Thank you for the Virgin Atlantic tip!  I don't know that we will fly anyone else trans Atlantic and longer!  I have the exact same photos of the Nice Sauvignon Blanc flying Virgin to London back late May on our trip to Greece! We were supposed to fly back through London and spend time for the Queen's Jubilee but our flight got cancelled last minute out of Mykonos back to London and we had to fly home through Paris (Paris is my heart and I always love extra time there).  The good news is that Air France upgraded us to business and we got to drink Sancerre instead of Sauvignon Blanc on the way back to the states.

BTW, that bird that kid was taunting would have taken the kids finger off if the kid had gotten too close.  Those beaks have razor sharp edges and snap a grown snake or rodent in half.

Can't wait for your September trip!


----------



## schumigirl

SCDizFan said:


> Schumigirl, I absolutely love your TRs!  They are amazing and have me looking into Universal this fall!
> 
> Thank you for the Virgin Atlantic tip!  I don't know that we will fly anyone else trans Atlantic and longer!  I have the exact same photos of the Nice Sauvignon Blanc flying Virgin to London back late May on our trip to Greece!
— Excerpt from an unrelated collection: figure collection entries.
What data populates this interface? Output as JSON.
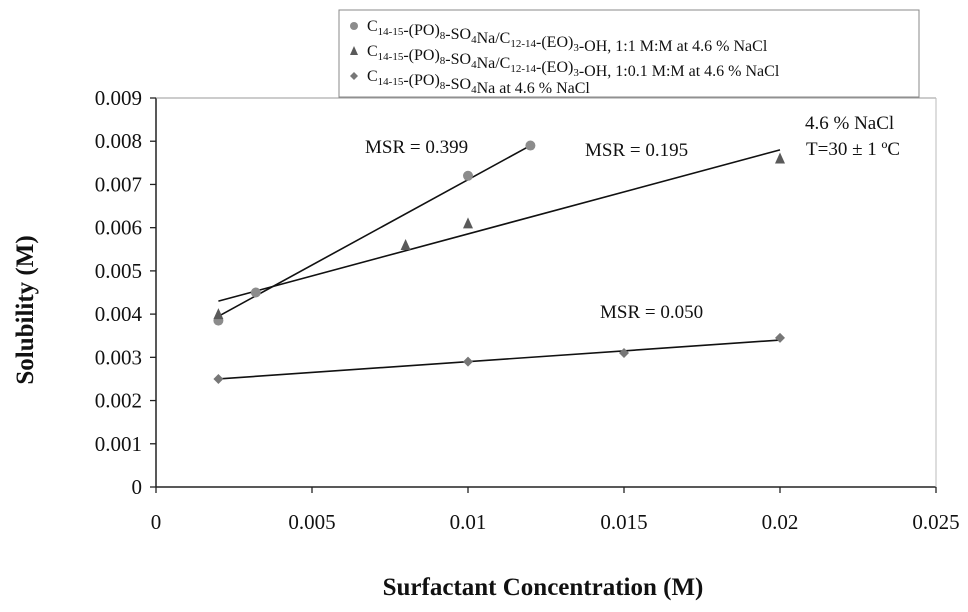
{
  "chart_data": {
    "type": "scatter",
    "xlabel": "Surfactant Concentration (M)",
    "ylabel": "Solubility (M)",
    "xlim": [
      0,
      0.025
    ],
    "ylim": [
      0,
      0.009
    ],
    "x_ticks": [
      {
        "value": 0,
        "label": "0"
      },
      {
        "value": 0.005,
        "label": "0.005"
      },
      {
        "value": 0.01,
        "label": "0.01"
      },
      {
        "value": 0.015,
        "label": "0.015"
      },
      {
        "value": 0.02,
        "label": "0.02"
      },
      {
        "value": 0.025,
        "label": "0.025"
      }
    ],
    "y_ticks": [
      {
        "value": 0,
        "label": "0"
      },
      {
        "value": 0.001,
        "label": "0.001"
      },
      {
        "value": 0.002,
        "label": "0.002"
      },
      {
        "value": 0.003,
        "label": "0.003"
      },
      {
        "value": 0.004,
        "label": "0.004"
      },
      {
        "value": 0.005,
        "label": "0.005"
      },
      {
        "value": 0.006,
        "label": "0.006"
      },
      {
        "value": 0.007,
        "label": "0.007"
      },
      {
        "value": 0.008,
        "label": "0.008"
      },
      {
        "value": 0.009,
        "label": "0.009"
      }
    ],
    "grid": false,
    "legend_position": "top-right",
    "series": [
      {
        "name": "C14-15-(PO)8-SO4Na/C12-14-(EO)3-OH, 1:1 M:M at 4.6 % NaCl",
        "marker": "circle",
        "color": "#8c8c8c",
        "x": [
          0.002,
          0.0032,
          0.01,
          0.012
        ],
        "y": [
          0.00385,
          0.0045,
          0.0072,
          0.0079
        ],
        "fit": {
          "x": [
            0.002,
            0.012
          ],
          "y": [
            0.00395,
            0.0079
          ]
        }
      },
      {
        "name": "C14-15-(PO)8-SO4Na/C12-14-(EO)3-OH, 1:0.1 M:M at 4.6 % NaCl",
        "marker": "triangle",
        "color": "#5a5a5a",
        "x": [
          0.002,
          0.008,
          0.01,
          0.02
        ],
        "y": [
          0.004,
          0.0056,
          0.0061,
          0.0076
        ],
        "fit": {
          "x": [
            0.002,
            0.02
          ],
          "y": [
            0.0043,
            0.0078
          ]
        }
      },
      {
        "name": "C14-15-(PO)8-SO4Na at 4.6 % NaCl",
        "marker": "diamond",
        "color": "#777777",
        "x": [
          0.002,
          0.01,
          0.015,
          0.02
        ],
        "y": [
          0.0025,
          0.0029,
          0.0031,
          0.00345
        ],
        "fit": {
          "x": [
            0.002,
            0.02
          ],
          "y": [
            0.0025,
            0.0034
          ]
        }
      }
    ],
    "legend_entries": [
      {
        "marker": "circle",
        "prefix": "C",
        "sub": "14-15",
        "parts": [
          {
            "t": "-(PO)"
          },
          {
            "t": "8",
            "s": "sub"
          },
          {
            "t": "-SO"
          },
          {
            "t": "4",
            "s": "sub"
          },
          {
            "t": "Na/C"
          },
          {
            "t": "12-14",
            "s": "sub"
          },
          {
            "t": "-(EO)"
          },
          {
            "t": "3",
            "s": "sub"
          },
          {
            "t": "-OH, 1:1 M:M at 4.6 % NaCl"
          }
        ]
      },
      {
        "marker": "triangle",
        "prefix": "C",
        "sub": "14-15",
        "parts": [
          {
            "t": "-(PO)"
          },
          {
            "t": "8",
            "s": "sub"
          },
          {
            "t": "-SO"
          },
          {
            "t": "4",
            "s": "sub"
          },
          {
            "t": "Na/C"
          },
          {
            "t": "12-14",
            "s": "sub"
          },
          {
            "t": "-(EO)"
          },
          {
            "t": "3",
            "s": "sub"
          },
          {
            "t": "-OH, 1:0.1 M:M at 4.6 % NaCl"
          }
        ]
      },
      {
        "marker": "diamond",
        "prefix": "C",
        "sub": "14-15",
        "parts": [
          {
            "t": "-(PO)"
          },
          {
            "t": "8",
            "s": "sub"
          },
          {
            "t": "-SO"
          },
          {
            "t": "4",
            "s": "sub"
          },
          {
            "t": "Na at 4.6 % NaCl"
          }
        ]
      }
    ],
    "annotations": [
      {
        "text": "MSR = 0.399"
      },
      {
        "text": "MSR = 0.195"
      },
      {
        "text": "MSR = 0.050"
      },
      {
        "text": "4.6 % NaCl"
      },
      {
        "text": "T=30 ± 1 ºC"
      }
    ]
  }
}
We were supposed to fly back through London and spend time for the Queen's Jubilee but our flight got cancelled last minute out of Mykonos back to London and we had to fly home through Paris (Paris is my heart and I always love extra time there).  The good news is that Air France upgraded us to business and we got to drink Sancerre instead of Sauvignon Blanc on the way back to the states.
> 
> BTW, that bird that kid was taunting would have taken the kids finger off if the kid had gotten too close.  Those beaks have razor sharp edges and snap a grown snake or rodent in half.
> 
> Can't wait for your September trip!



I`m so glad your trip went well!!! I did wonder how you got on in Greece. And glad you got to spend some extra time in Paris. Folks ask why we are so loyal to VA.....well, yes, they may be more expensive usually, but we like the service and flying direct is very important to us. Some folks stop over in places like Philly or similar.....nope, no interest in doing that, it`s a long enough flight as it is. 

But, I`m happy to hear you enjoyed flying with them. 

I wouldn`t have blamed that bird if it had pecked at that kid who was being a brat. It was the lack of concern from the parents over kid and bird safety that really amazed me. Wow, I didn`t realise they have such lethal beaks either. 

Yep, we are excited for September too!!!!


----------